Conforto – Já Genival Moncovo, que é professor, demonstra enorme satisfação em falar dos itens tecnológicos do seu Mitsubishi Eclipse. Na primeira vez em que se sentou no veículo, ele ficou surpreso com o sistema automático do cinto de segurança. “Sentei e o cinto projetou-se automaticamente no meu corpo”, conta. Moncovo, que possui também um Pajero Sport, aponta algumas vantagens de ter veículos com avanços tecnológicas. “Quando comprei o Eclipse, em 1994, era tudo novidade. Fiquei impressionado”, recorda, dizendo que o Pajero, por exemplo, oferece painel de instrumentos com altímetro, bússola e inclinômetro.

Para quem tem modelos fabricados no Brasil, como o Classe A, o nível de equipamentos já impressiona. Luciana Dalmagro é só elogios para o seu Mercedes-Benz. “O Classe A só falta falar. Ele tem um sistema de informações no painel que avisa até o período das revisões mecânicas. Se entro em uma curva mais forte, aparece um sinal vermelho no painel”, indica Luciana, que comprou o modelo há três anos e sentiu uma grande diferença em relação ao seu Fiat Palio.

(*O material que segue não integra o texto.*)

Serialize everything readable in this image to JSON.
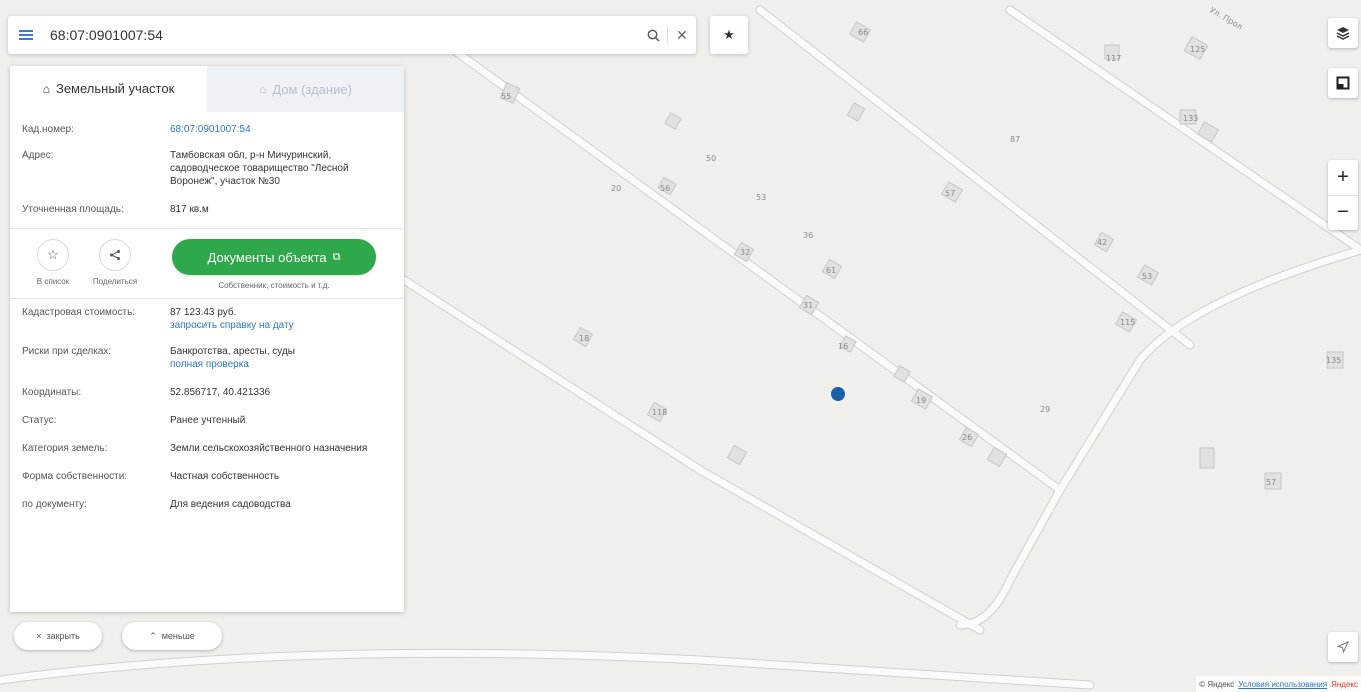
{
  "search": {
    "value": "68:07:0901007:54"
  },
  "tabs": [
    {
      "label": "Земельный участок",
      "active": true,
      "icon": "land-icon"
    },
    {
      "label": "Дом (здание)",
      "active": false,
      "icon": "house-icon"
    }
  ],
  "info_top": [
    {
      "key": "Кад.номер:",
      "value": "68:07:0901007:54",
      "is_link": true
    },
    {
      "key": "Адрес:",
      "value": "Тамбовская обл, р-н Мичуринский, садоводческое товарищество \"Лесной Воронеж\", участок №30"
    },
    {
      "key": "Уточненная площадь:",
      "value": "817 кв.м"
    }
  ],
  "actions": {
    "favorite_label": "В список",
    "share_label": "Поделиться",
    "documents_label": "Документы объекта",
    "documents_sub": "Собственник, стоимость и т.д."
  },
  "info_bottom": [
    {
      "key": "Кадастровая стоимость:",
      "value": "87 123.43 руб.",
      "link": "запросить справку на дату"
    },
    {
      "key": "Риски при сделках:",
      "value": "Банкротства, аресты, суды",
      "link": "полная проверка"
    },
    {
      "key": "Координаты:",
      "value": "52.856717, 40.421336"
    },
    {
      "key": "Статус:",
      "value": "Ранее учтенный"
    },
    {
      "key": "Категория земель:",
      "value": "Земли сельскохозяйственного назначения"
    },
    {
      "key": "Форма собственности:",
      "value": "Частная собственность"
    },
    {
      "key": "по документу:",
      "value": "Для ведения садоводства"
    }
  ],
  "bottom_buttons": {
    "close_label": "закрыть",
    "less_label": "меньше"
  },
  "map_labels": [
    "Ул. Прол",
    "117",
    "125",
    "133",
    "87",
    "66",
    "55",
    "50",
    "53",
    "56",
    "57",
    "61",
    "20",
    "36",
    "32",
    "18",
    "19",
    "16",
    "26",
    "29",
    "135",
    "57",
    "42",
    "31",
    "115",
    "53",
    "118"
  ],
  "attribution": {
    "copyright": "© Яндекс",
    "terms": "Условия использования",
    "brand": "Яндекс"
  },
  "colors": {
    "accent": "#2b78c2",
    "documents_button": "#2ea84a",
    "marker": "#1b5fab"
  }
}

Ela contou ainda que, no início, teve que pedir informações detalhadas sobre o funcionamento dos equipamentos disponíveis no Classe A. “Como sabia que a Mercedes é uma marca que se preocupa com a segurança, comprei o Classe A e até agora não fiquei arrependida. O carro oferece conforto e muita segurança”, garante Luciana, que gosta da altura do banco do veículo em relação aos modelos mais populares. “Dirijo em um posição mais alta. Isso é muito bom”, elogia.